Our first stop/breathless moment was in Harbor, Oregon, where my friend quickly scrambled over some low rocks to get to the beach and start snapping. Then we went to Harris Beach, experiencing another breathless moment and an extended visit to get photos of gulls, oystercatchers, waves, and seastacks. She was so enthused and engaged that I was happy to wait with her, playing photographer’s assistant and enjoying the fine clear warm day.
After a couple of hours, she was willing to head up the road, sure that she had seen the best of Oregon’s coast. Our next stop was the Arch Rock Picnic Area, in the Samuel H. Boardman State Scenic Corridor. She quickly changed her mind when she saw Arch Rock and the scenes around it.
We stopped for the night in Gold Beach, where we enjoyed a fresh seafood dinner accompanied by Arch Rock Brewing Company’s State of Jefferson Porter. Before heading up the coast the next morning we spent time looking for the glass floats the local Chamber of Commerce hides along the beach for tourists to find. We ended up ‘finding’ ours by spending enough at Woof’s Dog Bakery and Jerry’s Rogue Jets Gift Shop to qualify for receiving ours.
The drive to Port Orford offered lots of scenic views along the way, with viewpoints provided for stopping to enjoy them. I didn’t stop at any of them, though.

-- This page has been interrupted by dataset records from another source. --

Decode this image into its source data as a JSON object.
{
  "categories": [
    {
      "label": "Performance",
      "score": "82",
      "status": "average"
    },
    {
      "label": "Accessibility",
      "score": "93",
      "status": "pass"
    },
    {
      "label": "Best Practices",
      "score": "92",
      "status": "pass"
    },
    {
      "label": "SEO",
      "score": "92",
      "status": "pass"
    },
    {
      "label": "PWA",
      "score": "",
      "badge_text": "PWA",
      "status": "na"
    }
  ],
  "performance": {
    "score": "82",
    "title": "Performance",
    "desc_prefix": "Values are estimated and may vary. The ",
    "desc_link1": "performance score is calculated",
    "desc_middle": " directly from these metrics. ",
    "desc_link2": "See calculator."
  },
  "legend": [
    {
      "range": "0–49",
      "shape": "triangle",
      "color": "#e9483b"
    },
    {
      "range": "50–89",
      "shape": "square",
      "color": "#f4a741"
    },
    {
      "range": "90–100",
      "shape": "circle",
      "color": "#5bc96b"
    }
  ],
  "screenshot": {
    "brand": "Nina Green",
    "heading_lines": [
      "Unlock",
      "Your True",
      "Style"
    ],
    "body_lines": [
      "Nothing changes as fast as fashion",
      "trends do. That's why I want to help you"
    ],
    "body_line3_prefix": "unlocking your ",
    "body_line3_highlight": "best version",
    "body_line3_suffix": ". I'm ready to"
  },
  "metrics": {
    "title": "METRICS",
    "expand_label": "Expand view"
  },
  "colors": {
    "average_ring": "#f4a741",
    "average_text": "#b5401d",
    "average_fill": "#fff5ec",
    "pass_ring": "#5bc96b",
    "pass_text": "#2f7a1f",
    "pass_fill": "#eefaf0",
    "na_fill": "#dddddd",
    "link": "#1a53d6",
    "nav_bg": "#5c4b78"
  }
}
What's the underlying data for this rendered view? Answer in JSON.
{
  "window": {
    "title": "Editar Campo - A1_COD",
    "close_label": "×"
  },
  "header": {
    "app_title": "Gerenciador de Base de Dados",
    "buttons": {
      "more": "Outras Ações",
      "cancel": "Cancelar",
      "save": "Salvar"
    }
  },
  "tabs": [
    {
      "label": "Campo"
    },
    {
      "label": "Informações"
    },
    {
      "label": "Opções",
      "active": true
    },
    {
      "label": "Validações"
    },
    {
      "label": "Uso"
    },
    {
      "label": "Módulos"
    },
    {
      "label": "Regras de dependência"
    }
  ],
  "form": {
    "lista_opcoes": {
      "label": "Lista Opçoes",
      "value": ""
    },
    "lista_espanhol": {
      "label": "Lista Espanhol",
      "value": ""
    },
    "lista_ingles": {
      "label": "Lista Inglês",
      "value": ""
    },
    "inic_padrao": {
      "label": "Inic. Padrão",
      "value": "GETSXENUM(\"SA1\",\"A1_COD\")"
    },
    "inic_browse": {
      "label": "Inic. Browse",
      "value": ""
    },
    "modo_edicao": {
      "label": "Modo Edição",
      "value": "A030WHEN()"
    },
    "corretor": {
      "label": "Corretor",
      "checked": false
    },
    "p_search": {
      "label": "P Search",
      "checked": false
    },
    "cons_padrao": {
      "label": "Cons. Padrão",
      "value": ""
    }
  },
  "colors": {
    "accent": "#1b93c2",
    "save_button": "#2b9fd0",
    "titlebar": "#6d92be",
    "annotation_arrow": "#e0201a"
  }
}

I kept driving, anxious to get to Battle Rock Park as I remembered having my own breathless scenery moment there when I first saw it years ago. My recollection proved correct, as my visitor had another breathless moment, stunned by the views. Her camera and lenses got another workout in an attempt to capture the best of what she was seeing. I had noticed Redfish when we pulled in, thought it looked a great place to check out for lunch. My traveling companion concurred, fortunately. She wanted to sit on the outdoor patio, which affords a fantastic view of the local scenery. We were very pleased with the menu options and our particular selections.
The ambience, weather, and company were so agreeable that we sat there for quite a while after finishing our brunch. The people enjoying brunch at the table behind us asked if they could stay there all afternoon and get dinner menus when dinnertime rolled around. Our interlude came to an end when my friend noticed a niche in the large rock on the beach below us. She asked our server if that went all the way through the rock. The server said it did and that we could walk down to see it since it was low tide. Off we went, scrambling over driftwood and rocks, down to another magical photo op.
Eventually we continued on to Bandon, past more stunning coast views on the way before heading inland for a bit past cranberry bogs and pastures. At the south end of town we turned off on Beach Loop Drive to go past Face Rock, Bandon’s most famous landmark, on our way to downtown ‘Old Bandon’. The photographer insisted on returning to Coquille Point and to the north end of the beach by the jetty and lighthouse for some sunset shots that evening. Next day we returned to the beach by the jetty to hunt for agates, then stopped by Face Rock to get some shots before leaving town and heading inland back to my home.
Though brief, what a treat this trip was for both of us. I was delighted to witness her response to the area’s scenery. I was impressed with my friend’s passion for getting the shot she envisioned and with her technical expertise that allowed her to capture that shot. I was reminded of things I had learned when using an SLR camera in my pre-point-and-shoot days, and I learned many new things. I would never have predicted that she would turn out to be such a serious photographer. It’s something she took up after retirement, when she finally had the time and energy to figure out what she wanted to do with her own time and to pursue classes and practice. What a treat it was to experience this relaxed, engaged post-retirement version of my friend.
All the photos accompanying this blog were taken by me with my point-and-shoot camera. I will encourage my friend to contribute her version of her coast experience, featuring some of the photos she took. You’ll see the difference that the right equipment, expertise, experience, and passion can make.